Scientists from the University of Basel have discovered a new vulnerability of cancer cells, which is dictated by their nature. They managed to redirect the development of mutant cells in a different direction, turning them into ordinary fat cells. At a minimum, this will help stop the spread of metastases and make the cancerous tissue more susceptible to chemotherapy.

In their development, cancer cells undergo the so-called epithelial-mesenchymal transition, which gives them plasticity. This allows the formed cell to break away from the parent area, enter the bloodstream, and travel to a new location. There is a reverse, a mesenchymal-epithelial transition, a metastatic process is initiated, and a new part of the body is "seeding".

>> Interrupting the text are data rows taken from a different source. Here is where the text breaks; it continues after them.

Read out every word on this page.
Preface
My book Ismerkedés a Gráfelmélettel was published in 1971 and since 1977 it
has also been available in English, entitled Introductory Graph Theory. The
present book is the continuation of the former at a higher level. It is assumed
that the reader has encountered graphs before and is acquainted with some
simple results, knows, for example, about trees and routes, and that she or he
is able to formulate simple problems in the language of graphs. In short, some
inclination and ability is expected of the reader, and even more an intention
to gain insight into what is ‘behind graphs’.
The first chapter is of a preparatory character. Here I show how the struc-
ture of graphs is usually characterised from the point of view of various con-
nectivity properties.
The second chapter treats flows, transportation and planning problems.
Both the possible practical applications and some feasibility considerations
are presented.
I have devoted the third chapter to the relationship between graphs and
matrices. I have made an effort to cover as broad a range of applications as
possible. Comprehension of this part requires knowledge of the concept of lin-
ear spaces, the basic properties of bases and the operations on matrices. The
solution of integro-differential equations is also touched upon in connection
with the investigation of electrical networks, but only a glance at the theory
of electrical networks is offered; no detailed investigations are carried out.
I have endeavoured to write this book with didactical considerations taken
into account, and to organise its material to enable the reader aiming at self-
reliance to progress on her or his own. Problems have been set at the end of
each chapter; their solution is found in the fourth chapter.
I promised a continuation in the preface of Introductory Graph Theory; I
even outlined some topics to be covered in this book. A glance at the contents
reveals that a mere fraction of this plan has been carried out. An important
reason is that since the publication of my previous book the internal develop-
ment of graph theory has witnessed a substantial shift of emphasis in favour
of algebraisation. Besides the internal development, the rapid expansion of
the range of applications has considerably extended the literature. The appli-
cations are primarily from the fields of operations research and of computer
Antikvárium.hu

Because of this plasticity, cancer cells got a chance to survive during treatment, literally "running away" from the area of ​​drug use. But Swiss scientists have managed to modify two existing drugs so that they act on cancer cells precisely in the intermediate phase. As a result, the mesenchymal-epithelial transition was initiated under new conditions, and not cancer cells, but fat cells grew out of the material.

This method does not allow just to take and "transform" cancerous tissue into adipose tissue. But it brings the fight against cancer to a new front, where cells can be attacked at their most vulnerable state. This will require extensive work, developing a new therapeutic approach in combination with traditional therapies.